Ouvert pendant trois mois, le chantier a notamment nécessité le concours des jeunes du quartier. Mais aujourd’hui, le résultat n’est pas que dans le bâti : quand on ouvre la porte, on y voit des gens très différents, d’ici comme du centre-ville. Une recette vieille comme le monde : travailler à l’ouvrage commun pour se sentir en faire partie. De fait, dans cette ZUS (zone urbaine sensible) stigmatisée par la réputation sulfureuse des cités de la Cayolle et de la Soude, les Centaures se sentent « adoptés ». Et le pari était grand, « dans ce désert culturel que les élus avaient laissé s’installer depuis plus de trente ans. » Les actions de territoire continuent, et chaque jour, il se passe quelque chose pour qui souhaite venir.
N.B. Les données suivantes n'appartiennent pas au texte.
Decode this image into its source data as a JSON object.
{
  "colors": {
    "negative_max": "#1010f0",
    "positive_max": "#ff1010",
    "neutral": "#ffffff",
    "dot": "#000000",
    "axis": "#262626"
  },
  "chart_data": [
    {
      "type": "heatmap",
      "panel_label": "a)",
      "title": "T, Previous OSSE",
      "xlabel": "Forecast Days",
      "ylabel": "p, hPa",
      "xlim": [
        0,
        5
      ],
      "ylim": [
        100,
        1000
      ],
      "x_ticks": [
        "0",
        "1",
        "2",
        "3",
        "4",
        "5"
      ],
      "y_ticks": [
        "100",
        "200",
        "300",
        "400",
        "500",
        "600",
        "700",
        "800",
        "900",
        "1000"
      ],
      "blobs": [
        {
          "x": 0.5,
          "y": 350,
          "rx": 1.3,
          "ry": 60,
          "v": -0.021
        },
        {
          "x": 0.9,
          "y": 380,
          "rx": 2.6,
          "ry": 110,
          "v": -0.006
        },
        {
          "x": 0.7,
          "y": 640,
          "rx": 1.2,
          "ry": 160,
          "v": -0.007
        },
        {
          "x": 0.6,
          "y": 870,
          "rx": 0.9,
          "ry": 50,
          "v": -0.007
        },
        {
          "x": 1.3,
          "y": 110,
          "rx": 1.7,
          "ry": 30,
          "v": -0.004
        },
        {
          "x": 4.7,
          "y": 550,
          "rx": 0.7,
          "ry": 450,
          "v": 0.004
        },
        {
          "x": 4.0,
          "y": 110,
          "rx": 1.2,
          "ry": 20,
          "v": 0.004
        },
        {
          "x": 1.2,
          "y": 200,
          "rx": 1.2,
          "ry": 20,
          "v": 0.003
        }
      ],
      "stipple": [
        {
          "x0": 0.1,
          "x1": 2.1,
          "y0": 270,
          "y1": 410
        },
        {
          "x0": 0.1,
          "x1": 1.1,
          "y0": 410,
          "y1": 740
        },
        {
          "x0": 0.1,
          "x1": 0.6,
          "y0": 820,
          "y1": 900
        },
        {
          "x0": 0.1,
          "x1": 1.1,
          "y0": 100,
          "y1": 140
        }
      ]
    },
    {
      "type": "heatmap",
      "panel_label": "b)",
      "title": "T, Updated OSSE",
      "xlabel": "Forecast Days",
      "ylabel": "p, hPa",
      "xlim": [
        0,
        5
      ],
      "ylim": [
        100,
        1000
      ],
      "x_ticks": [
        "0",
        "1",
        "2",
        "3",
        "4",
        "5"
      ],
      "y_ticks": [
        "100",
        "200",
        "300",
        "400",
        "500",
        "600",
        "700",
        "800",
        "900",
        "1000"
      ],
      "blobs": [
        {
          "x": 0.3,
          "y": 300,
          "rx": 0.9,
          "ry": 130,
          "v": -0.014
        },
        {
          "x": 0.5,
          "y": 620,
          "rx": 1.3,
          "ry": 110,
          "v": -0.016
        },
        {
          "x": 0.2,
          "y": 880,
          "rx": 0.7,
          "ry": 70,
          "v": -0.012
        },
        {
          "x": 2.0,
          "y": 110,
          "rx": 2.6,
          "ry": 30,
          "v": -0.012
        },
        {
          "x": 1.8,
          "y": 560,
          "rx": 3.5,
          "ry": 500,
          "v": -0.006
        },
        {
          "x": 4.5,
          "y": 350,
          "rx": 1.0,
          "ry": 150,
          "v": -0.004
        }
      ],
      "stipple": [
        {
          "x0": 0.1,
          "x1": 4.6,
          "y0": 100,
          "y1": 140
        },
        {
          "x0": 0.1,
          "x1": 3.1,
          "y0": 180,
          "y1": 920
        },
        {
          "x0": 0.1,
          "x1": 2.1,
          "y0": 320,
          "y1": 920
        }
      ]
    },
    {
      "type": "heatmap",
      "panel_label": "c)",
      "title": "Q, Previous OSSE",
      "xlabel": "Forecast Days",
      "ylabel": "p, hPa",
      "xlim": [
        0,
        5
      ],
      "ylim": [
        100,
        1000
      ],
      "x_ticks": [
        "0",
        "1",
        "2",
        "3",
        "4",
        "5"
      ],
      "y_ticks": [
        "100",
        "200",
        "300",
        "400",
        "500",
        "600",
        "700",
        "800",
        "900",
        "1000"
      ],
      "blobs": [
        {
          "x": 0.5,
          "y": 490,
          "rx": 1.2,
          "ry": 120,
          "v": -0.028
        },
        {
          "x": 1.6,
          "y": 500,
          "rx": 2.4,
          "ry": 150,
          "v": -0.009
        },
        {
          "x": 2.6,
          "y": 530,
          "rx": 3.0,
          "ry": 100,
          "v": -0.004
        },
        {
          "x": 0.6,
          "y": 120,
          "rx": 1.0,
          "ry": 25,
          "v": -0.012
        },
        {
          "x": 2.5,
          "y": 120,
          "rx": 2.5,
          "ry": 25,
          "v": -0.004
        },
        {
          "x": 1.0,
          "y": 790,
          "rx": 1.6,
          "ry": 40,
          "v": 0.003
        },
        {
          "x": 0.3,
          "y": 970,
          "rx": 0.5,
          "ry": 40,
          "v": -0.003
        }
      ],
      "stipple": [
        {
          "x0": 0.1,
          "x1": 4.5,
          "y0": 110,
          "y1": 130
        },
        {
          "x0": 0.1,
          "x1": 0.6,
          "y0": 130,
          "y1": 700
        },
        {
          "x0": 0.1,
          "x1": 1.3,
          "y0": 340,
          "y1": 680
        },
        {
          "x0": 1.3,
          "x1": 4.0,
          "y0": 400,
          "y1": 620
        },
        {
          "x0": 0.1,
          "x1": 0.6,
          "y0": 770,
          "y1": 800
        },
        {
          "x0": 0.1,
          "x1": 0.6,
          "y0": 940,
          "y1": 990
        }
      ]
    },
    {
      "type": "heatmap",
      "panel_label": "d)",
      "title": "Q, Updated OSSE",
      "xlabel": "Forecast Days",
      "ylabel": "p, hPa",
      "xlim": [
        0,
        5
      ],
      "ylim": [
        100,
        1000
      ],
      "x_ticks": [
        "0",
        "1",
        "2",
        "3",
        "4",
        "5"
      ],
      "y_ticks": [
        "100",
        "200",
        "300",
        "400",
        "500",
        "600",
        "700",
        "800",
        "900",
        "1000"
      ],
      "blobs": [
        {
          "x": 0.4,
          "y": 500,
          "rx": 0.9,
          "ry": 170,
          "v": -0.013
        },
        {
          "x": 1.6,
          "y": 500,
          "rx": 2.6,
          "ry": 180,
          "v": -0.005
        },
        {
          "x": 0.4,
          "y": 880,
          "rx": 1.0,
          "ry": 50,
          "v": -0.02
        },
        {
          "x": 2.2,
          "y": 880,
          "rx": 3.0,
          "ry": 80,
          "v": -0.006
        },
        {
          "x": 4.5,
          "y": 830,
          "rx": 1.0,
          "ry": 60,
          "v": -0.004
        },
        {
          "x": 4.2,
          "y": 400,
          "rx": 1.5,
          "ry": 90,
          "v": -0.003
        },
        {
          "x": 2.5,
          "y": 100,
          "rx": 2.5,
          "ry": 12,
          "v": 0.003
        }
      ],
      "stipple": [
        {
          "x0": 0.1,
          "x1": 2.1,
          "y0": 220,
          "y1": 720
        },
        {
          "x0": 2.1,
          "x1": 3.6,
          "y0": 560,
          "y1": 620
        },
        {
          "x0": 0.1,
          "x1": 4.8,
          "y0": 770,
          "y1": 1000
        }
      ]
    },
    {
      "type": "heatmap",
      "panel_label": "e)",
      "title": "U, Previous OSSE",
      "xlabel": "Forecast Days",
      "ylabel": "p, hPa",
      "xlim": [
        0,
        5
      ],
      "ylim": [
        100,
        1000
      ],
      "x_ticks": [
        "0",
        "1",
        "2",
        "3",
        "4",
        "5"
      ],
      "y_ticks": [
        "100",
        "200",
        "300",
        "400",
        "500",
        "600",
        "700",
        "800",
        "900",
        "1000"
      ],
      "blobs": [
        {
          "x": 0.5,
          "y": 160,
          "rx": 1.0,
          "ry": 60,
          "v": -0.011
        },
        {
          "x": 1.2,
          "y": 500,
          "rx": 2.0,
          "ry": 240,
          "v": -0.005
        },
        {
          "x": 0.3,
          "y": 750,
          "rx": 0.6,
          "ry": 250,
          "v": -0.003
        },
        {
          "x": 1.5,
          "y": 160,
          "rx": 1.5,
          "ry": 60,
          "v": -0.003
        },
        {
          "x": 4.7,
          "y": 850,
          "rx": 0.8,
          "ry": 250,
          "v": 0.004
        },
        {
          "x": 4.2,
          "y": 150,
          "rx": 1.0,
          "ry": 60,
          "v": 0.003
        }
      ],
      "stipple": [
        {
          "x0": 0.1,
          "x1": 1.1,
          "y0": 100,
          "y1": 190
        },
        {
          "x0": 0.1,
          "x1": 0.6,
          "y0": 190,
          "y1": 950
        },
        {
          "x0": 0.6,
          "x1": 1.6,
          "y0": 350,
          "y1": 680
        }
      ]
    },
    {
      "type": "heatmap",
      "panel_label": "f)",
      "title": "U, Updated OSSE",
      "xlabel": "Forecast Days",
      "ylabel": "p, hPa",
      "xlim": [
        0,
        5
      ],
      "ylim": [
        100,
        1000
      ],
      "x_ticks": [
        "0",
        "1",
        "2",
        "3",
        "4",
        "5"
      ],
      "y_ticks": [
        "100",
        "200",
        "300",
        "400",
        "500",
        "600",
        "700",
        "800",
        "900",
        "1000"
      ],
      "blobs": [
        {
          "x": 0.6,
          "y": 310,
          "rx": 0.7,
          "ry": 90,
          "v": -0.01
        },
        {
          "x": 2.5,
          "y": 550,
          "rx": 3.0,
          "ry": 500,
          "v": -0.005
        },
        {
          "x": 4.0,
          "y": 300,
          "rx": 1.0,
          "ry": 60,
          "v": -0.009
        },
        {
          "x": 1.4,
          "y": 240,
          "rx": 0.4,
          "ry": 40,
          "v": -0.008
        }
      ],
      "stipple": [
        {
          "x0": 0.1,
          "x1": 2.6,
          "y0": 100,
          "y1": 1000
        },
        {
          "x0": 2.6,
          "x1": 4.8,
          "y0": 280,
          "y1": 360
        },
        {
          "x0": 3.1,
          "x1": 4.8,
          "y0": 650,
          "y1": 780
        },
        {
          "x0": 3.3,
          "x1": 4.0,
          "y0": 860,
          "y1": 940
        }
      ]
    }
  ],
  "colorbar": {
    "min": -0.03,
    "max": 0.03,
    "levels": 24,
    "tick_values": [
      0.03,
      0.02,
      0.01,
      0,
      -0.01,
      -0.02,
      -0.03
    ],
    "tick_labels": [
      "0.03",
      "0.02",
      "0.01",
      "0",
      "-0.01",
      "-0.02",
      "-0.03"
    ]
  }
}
« C’est un lieu de promenade et de quiétude, un lieu de travail pour nous les Centaures et un lieu de permaculture : la démarche holisitique de Cultures Permanentes a rendu possible la transformation de ce désert des Tartares, au terrain si âpre, en un paysage vivant, sans vocation productive mais pédagogique, où chacun peut venir s’investir, en formation ou en joignant ses efforts au groupe (voir l’interview de Romain Criquet ci-contre), dans cette même conscience du monde qui nous réunit. Enfin, c’est un lieu de formation aux pratiques douces qui se déroule dans le joglo, ce grand pavillon ouvert à 360° : yoga, taï-chi, chant… » Et de conclure sur le travail de territoire, patient, quotidien, développé avec les écoles et les travailleurs sociaux, « dans un désir de soin ». Manolo évoque alors les Cochers, aux attelages lourds, qui s’occupent de visiter les personnes en maison de retraite, aident aux encombrants, amènent des livres dans les écoles les plus proches, et emmènent les enfants pour une promenade et un tour de lecture. Il mentionne aussi le projet d’une « biblio-calèche de Centaurie », où les livres réalisés par les enfants sur leurs rêves ont un avenir, dans lequel la célèbre maison d’édition Actes Sud jouera sa partie… L’avenir semble déjà se dessiner, et un peu plus chaque jour : les tournées continuent pour la compagnie, les créations aussi, et la naissance du Parc de la Jarre, que la Ville inaugurera en octobre prochain, présage d’une augmentation du terrain de jeu…
Si un spectacle de la Biennale du Cirque qu’ils accueillent chaque année ou une formation de permaculture ne vous a pas déjà emmené dans ce petit havre de paix au pied des calanques, vous trouverez bientôt toutes les raisons d’aller se frotter doucement et de plus près à cette expérience rare, à la croisée des chemins.
Joanna Selvidès
Théâtre du Centaure : Hauts de Mazargues, 9e.